Ladeelektronik Neue Anforderungen an Sicherheitskondensatoren

Bild 3: Übersicht der Anforderungen der Automobilindustrie an Sicherheitskondensatoren
Übersicht der Anforderungen der Automobilindustrie an Sicherheitskondensatoren

Traditionell sind Sicherheitskondensatoren fester Bestandteil von Netzteilen und Stromversorgungen. Durch die fortschreitende Elektrifizierung der Fahrzeuge und höhere Versorgungsspannungen für Hybrid- und Elektrofahrzeugen werden neue Anforderungen an Sicherheitskondensatoren gestellt.

Durch die fortschreitende Elektrifizierung der Fahrzeuge und höhere Versorgungsspannungen für Hybrid- und Elektrofahrzeugen werden neue Anforderungen an Sicherheitskondensatoren gestellt.

Weltweit stehen Automobilhersteller unter Druck, die Elektrifizierung ihrer Fahrzeuge voranzubringen. Dies bedeutet nicht nur, neue Fahrassistenzsysteme in das Fahrzeug einzubauen, sondern vor allem batteriebetriebene elektrische Fahrzeuge, seien es Hybrid- (HEV) oder vollelektrische (EV) Fahrzeuge, auf den Markt zu bringen. Durch Auflagen zur Reduktion des Kohlenstoffdioxid-Ausstoßes treiben Gesetzgeber diesen Trend voran. Der Einsatz von Elektromotoren setzt den Austausch von klassischen Treibstoffen wie Benzin oder Diesel durch elektrochemische Energiespeicher wie Batterien voraus.
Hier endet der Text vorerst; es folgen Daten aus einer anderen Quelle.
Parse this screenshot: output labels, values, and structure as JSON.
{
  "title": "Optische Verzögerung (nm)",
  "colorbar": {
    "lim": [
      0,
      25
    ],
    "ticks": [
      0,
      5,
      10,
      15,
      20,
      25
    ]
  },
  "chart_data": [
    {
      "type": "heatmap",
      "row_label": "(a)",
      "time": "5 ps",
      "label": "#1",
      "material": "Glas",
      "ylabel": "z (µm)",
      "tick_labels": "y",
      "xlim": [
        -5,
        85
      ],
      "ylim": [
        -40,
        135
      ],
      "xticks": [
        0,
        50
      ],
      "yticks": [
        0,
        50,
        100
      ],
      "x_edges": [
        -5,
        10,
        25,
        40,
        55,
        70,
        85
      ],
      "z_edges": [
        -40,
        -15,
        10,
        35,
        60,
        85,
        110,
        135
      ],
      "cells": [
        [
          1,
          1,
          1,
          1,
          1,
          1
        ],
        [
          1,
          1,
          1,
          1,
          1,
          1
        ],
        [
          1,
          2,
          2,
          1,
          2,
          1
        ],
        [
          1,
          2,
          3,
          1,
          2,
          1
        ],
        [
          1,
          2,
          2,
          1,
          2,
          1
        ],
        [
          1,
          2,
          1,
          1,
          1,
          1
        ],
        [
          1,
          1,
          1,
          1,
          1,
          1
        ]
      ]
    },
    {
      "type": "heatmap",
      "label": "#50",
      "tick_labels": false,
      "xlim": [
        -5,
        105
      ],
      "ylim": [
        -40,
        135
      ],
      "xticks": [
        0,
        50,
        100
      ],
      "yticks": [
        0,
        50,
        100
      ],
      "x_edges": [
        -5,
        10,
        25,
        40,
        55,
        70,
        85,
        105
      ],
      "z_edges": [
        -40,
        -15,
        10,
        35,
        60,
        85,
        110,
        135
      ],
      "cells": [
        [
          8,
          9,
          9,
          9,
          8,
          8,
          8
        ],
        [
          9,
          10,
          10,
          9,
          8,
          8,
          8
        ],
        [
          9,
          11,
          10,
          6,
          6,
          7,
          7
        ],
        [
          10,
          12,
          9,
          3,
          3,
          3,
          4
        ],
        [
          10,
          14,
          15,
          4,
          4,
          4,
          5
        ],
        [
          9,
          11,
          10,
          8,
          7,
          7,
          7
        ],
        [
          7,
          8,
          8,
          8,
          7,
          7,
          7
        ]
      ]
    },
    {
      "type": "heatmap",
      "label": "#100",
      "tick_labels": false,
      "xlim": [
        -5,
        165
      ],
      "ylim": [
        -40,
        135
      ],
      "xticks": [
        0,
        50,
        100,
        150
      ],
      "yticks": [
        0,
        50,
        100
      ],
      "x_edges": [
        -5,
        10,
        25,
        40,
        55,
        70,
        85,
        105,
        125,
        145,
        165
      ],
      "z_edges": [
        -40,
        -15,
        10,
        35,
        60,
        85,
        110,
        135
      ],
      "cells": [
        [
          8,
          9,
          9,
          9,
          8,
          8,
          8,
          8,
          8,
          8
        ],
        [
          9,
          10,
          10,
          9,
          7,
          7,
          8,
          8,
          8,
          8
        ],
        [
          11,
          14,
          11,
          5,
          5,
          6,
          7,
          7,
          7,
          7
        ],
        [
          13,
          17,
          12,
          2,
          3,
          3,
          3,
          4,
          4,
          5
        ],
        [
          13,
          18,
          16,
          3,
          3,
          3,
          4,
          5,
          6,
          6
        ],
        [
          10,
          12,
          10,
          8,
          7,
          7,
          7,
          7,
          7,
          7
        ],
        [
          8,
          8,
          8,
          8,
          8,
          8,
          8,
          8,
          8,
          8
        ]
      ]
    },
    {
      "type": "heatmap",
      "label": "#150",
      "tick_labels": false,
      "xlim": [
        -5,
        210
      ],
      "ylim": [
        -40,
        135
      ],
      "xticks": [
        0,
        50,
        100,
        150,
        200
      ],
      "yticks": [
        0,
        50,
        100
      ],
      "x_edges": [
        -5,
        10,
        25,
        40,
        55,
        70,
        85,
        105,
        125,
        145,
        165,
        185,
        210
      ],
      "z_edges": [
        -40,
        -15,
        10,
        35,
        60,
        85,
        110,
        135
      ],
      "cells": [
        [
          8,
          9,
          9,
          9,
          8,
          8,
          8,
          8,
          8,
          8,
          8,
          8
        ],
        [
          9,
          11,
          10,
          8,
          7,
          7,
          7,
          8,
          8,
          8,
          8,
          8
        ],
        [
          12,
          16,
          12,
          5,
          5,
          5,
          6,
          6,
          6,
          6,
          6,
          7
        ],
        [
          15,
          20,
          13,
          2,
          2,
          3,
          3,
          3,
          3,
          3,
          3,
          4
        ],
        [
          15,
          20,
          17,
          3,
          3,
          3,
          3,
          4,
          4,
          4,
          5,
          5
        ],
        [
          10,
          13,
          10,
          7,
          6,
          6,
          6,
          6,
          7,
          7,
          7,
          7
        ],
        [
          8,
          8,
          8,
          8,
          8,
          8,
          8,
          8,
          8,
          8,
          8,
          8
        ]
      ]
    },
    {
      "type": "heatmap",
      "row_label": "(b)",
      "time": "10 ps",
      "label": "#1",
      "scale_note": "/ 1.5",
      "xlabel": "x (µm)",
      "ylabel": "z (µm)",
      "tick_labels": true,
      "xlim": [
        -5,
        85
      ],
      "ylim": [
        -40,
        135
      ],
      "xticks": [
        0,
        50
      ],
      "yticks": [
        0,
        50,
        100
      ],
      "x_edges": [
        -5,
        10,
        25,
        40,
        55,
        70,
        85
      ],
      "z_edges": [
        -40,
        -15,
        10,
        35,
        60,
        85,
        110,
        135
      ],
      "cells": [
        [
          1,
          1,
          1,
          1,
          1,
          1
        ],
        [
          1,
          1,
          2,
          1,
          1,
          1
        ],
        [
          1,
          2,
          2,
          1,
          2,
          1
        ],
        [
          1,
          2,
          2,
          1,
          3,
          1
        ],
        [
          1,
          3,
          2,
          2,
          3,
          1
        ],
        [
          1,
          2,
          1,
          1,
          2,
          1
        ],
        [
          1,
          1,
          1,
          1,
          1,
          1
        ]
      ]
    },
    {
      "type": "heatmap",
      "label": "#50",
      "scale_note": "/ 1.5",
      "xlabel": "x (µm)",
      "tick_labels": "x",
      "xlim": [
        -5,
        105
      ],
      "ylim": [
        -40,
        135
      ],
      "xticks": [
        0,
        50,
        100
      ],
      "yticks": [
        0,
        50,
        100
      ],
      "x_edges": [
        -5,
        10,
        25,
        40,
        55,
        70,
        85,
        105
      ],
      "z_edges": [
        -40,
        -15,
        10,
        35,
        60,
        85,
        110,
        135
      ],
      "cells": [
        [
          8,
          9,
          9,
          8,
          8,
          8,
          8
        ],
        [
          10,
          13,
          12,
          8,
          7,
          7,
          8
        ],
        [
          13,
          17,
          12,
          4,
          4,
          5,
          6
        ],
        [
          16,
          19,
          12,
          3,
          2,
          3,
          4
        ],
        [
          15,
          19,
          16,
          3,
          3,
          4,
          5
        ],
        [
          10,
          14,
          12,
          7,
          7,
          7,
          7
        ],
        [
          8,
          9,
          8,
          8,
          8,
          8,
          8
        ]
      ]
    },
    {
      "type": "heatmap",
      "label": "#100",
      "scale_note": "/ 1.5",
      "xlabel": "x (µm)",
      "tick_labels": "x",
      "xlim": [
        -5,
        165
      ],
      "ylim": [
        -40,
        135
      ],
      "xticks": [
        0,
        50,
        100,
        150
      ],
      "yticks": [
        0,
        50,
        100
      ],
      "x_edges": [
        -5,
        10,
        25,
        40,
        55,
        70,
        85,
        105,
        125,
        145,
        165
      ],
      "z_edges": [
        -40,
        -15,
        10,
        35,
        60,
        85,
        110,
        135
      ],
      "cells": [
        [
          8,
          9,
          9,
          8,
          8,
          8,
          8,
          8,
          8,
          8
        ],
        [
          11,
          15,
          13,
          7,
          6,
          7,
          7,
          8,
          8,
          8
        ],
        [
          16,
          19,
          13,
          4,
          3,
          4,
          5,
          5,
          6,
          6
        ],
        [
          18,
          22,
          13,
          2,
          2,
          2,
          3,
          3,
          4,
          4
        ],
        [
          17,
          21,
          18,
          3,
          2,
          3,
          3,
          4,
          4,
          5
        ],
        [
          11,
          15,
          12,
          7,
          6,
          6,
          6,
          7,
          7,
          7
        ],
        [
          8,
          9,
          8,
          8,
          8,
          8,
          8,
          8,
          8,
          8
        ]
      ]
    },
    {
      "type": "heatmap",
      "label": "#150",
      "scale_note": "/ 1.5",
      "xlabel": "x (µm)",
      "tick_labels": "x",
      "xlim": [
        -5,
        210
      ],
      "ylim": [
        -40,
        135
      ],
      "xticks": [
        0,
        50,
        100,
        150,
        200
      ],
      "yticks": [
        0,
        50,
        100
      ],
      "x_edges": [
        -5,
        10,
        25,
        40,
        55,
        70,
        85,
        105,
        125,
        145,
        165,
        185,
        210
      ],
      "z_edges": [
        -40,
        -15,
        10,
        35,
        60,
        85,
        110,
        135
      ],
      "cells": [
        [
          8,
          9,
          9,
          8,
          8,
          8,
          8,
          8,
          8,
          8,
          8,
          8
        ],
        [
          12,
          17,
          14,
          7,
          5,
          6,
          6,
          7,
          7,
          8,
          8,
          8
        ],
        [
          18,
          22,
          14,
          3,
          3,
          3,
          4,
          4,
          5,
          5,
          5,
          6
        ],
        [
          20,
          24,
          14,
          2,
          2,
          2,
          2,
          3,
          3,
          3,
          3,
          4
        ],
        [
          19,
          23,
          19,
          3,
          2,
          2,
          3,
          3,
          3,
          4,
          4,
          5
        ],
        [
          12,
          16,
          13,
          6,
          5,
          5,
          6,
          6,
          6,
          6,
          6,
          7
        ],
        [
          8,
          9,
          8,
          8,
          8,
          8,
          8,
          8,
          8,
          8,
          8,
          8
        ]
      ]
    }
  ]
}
Diese Batterien werden mithilfe einer Steckdose oder einer Ladesäule aufgeladen. Dadurch benötigt man im Fahrzeug eine Ladeelektronik, auch OBC (On Board Charger) genannt, mit entsprechender AC/DC-Umwandlung. In dieser Hinsicht kann man derartige Ladegeräte in Fahrzeugen mit Mobiltelefonen und deren Netzteilen vergleichen, jedoch mit höherem Leistungsniveau und mit wesentlich höherer Energiedichte. Jedoch unterscheiden sich die Anforderungen an Sicherheitskondensatoren im Automobilbereich zum Teil von denen in traditionellen Anwendungen. Aus diesem Grund müssen im Automobilbereich für die OBC-Anwendung spezielle, Automotive-qualifizierte Sicherheitskondensatoren zum Einsatz kommen.

Generelle Anforderungen

Sicherheitskondensatoren leiten hochfrequente Störsignale – elektromagnetische Interferenzen (EMI) und Funkfrequenz-Interferenzen (RFI) – gegen die Masse oder den Neutralleiter ab oder schließen diese kurz. Durch dieses Herabsetzen der elektromagnetischen Störungen ist eine elektromagnetische Verträglichkeit (EMV) gewährleistet. Darüber hinaus müssen Sicherheitskondensatoren die netzseitigen Überspannungen abfangen sowie die Ankopplung an das Stromnetz verhindern. Man unterteilt diese Sicherheitskondensatoren in zwei Klassen – die X- und die Y-Kondensatoren (Bild 1).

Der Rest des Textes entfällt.